Another protester, fully masked, said, "I do not care. I will do my best to escape, but if it is my destiny, it should be so.

Earlier in the day, demonstrators gathered at Wan Chai's Southorn Playground to attend a religious gathering to "pray for sinners," and they sang hymns before marching to Lame's residence in Government House. The group insisted that because they were part of a religious event, they did not need a police permit.

The "sinners" rally was organized after the civil rights front canceled a march from central to Beijing's West District Liaison Office following a demonstration decision of the appellate body to uphold the police's ban on the event.

They went to the playground and sang songs, including "Sing Hallelujah to the Lord."

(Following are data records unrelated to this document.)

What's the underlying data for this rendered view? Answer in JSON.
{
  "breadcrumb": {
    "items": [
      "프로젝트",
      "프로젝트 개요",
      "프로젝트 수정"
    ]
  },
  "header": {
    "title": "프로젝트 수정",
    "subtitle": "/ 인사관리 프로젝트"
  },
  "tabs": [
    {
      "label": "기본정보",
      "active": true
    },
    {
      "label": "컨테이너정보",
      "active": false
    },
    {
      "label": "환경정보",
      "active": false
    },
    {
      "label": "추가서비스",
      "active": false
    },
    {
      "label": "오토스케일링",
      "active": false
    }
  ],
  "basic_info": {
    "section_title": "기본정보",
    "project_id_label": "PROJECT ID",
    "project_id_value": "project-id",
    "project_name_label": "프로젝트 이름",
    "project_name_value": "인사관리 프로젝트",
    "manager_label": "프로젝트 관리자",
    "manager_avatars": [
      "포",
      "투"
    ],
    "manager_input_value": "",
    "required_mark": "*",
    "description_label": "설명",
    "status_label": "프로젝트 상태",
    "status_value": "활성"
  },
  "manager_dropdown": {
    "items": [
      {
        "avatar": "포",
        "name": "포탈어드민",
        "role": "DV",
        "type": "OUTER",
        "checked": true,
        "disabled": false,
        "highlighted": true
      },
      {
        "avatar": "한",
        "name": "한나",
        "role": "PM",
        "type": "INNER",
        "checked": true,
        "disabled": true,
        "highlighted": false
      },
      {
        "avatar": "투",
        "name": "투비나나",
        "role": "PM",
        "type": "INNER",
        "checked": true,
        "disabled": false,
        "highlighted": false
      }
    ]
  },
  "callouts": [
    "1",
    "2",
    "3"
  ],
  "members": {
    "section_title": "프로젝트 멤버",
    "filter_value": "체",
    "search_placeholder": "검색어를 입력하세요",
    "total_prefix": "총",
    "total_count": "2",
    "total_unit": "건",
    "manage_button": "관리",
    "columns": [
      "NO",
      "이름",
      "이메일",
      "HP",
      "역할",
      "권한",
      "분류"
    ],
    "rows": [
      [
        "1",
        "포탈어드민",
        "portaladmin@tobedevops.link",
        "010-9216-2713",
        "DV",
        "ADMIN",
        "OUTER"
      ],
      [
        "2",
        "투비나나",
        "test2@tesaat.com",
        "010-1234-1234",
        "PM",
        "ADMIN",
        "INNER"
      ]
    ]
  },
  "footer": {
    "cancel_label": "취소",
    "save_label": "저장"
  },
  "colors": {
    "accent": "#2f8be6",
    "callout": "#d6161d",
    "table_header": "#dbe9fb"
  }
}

The only relatively safe area on Hong Kong Island was the Western District during the day

The police had arranged a lock to protect the Liaison Office. The streets were closed and public transport closed until 1pm. The trams were stopped, the MTR service to Sai Yin Pun stopped and the bus lines redirected.

The Liaison Office – almost all surrounded by two-meter-high water-filled barriers and several police vehicles stationed nearby – remained consistently flawless. [19659007] Last Sunday, a police officer unleashed a live round after being tracked down and beaten by a mob of iron bars and his colleagues in Tsuen Wan. This Sunday, demonstrators pledged to bring chaos to another day of chaos at the airport.